# Question re trolling the Spur



## LRAD

For the past several seasons I have been bluewater fishing as much as possible (live in B'ham so that isn't all that often) on a buddy's boat out of OB. We have had some good days catching fish and some good days not catching fish. Most of our success has been trolling along the edge between the Nipple, Elbow, and Steps area (say 250 -650 feet of water). We have also made a couple of trips to the rigs, though that is getting towards the edge of our range and we really have to pick our days to get there and back. 

The Spur is easily within range, and we have fished it a few times with no luck whatsoever. Which brings me to my question:

What is the right / typical / standard / conventional wisdom way to troll the Spur? Do you try to follow the contours of the canyon? Zig zag around the tip of the Spur? I am sure there isn't any one "right" answer, but any general tips or thoughts would be appreciated. My general approach would normally be to work the relief contours (like we do around the nipple, etc . .. ) but the water is so much deeper at the Spur that I wonder if we are missing something. 

Thanks in advance. That warm, blue water eddy at the Spur has got me thinking pelagics early this year.


----------



## gator7_5

Good question. I too have little luck at the Spur and prefer areas with better contour like the Squiggles and Elbow. That being said, the spur has a much more reliable tuna bite right at sunup. Be there at 5 am and you'll often see some skying yellowfin. Also, the swordbite goes off there at night. I don't waste much day time fishing in that area unless there's a great push or line formed up. 

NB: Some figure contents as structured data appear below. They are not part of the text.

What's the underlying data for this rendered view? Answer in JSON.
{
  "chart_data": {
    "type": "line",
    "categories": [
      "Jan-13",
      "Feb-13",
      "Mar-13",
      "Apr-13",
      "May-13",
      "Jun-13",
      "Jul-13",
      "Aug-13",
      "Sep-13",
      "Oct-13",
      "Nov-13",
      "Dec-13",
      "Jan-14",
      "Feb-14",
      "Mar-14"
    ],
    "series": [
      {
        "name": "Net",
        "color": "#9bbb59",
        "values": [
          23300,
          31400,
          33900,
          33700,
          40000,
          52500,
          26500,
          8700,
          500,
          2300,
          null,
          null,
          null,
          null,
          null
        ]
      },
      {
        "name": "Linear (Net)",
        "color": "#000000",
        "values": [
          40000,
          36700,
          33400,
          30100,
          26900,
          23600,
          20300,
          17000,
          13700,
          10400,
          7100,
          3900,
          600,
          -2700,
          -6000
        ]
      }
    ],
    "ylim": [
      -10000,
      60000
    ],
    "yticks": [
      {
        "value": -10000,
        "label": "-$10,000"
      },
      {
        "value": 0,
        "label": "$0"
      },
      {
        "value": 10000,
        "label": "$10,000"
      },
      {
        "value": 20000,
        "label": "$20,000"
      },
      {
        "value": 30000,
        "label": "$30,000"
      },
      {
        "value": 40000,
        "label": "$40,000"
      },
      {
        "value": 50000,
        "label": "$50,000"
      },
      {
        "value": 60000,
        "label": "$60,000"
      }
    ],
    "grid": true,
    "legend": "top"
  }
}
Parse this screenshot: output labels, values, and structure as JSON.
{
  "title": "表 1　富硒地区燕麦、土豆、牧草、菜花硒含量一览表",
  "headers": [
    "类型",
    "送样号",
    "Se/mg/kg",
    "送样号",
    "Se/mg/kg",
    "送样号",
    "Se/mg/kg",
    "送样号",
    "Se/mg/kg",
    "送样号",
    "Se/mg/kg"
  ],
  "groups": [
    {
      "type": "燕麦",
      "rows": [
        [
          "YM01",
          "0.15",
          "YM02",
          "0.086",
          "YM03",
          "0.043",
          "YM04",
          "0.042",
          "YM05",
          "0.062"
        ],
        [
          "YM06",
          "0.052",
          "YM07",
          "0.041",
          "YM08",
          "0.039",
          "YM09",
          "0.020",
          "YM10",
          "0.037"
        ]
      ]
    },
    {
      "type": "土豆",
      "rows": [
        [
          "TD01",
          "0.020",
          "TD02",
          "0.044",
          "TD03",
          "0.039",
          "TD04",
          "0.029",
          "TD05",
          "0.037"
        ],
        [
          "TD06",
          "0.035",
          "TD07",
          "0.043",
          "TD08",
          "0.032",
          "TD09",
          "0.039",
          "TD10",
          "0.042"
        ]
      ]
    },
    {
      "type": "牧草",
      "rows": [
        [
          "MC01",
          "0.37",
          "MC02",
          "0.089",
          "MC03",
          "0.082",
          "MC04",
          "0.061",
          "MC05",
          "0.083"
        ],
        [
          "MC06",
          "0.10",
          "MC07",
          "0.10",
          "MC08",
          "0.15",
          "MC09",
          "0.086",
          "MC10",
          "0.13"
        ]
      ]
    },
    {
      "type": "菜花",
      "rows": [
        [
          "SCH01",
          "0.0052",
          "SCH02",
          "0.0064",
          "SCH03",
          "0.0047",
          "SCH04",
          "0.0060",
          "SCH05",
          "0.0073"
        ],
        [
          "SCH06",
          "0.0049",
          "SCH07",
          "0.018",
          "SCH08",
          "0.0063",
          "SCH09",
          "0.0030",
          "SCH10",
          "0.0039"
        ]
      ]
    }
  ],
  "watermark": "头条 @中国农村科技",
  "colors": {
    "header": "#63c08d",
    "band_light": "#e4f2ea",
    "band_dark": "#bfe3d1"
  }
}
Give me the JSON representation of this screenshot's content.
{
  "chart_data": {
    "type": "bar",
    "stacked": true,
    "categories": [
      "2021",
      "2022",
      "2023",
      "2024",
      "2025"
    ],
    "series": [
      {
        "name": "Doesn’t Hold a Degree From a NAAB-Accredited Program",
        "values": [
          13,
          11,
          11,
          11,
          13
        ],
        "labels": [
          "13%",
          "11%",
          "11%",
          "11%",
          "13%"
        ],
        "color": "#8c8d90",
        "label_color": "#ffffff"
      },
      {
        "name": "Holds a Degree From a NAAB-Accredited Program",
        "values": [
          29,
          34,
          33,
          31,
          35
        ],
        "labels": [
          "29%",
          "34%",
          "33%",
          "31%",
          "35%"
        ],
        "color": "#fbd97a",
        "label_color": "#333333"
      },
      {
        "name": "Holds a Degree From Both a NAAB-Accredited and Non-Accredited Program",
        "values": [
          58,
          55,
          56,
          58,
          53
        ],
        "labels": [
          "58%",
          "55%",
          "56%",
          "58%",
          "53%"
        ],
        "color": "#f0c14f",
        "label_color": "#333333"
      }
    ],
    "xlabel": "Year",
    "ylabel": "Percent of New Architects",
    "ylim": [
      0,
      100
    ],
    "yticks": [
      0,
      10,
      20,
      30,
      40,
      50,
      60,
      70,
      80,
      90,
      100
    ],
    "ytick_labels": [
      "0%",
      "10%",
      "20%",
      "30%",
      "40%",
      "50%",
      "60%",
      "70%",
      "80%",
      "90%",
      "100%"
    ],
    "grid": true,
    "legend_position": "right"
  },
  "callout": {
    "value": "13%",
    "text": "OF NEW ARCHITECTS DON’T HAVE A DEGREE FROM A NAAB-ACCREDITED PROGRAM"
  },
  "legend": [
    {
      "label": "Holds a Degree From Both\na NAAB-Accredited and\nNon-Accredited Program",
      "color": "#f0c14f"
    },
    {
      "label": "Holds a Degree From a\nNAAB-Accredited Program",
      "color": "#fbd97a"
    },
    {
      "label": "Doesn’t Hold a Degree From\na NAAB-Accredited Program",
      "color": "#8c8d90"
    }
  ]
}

Others with more experience can offer better advice that I'd like to hear.


----------



## LRAD

Yeah, would love to overnight out there and try to pick up a sword or some daybreak tuna. Maybe we will get a good window this summer and try it. 

Glad to hear we aren't the only ones who don't seem to produce much at the Spur with a regular trolling spread. Maybe someone can tell us what we are doing wrong.


----------



## MSViking

There is no right or wrong answer to that question. Pelagics are attracted to the spur due to change in bottom contour causing upwelling and down drafts of water which tends to concentrate bait and therefore pelagics, same as for the elbow, steps and nipple. unless there are obvious weedlines or rips we just fish the general area. Whether we fish the spur vs another area is usually determined by satellite imagery favoring one area or the other with better temp or current breaks/changes.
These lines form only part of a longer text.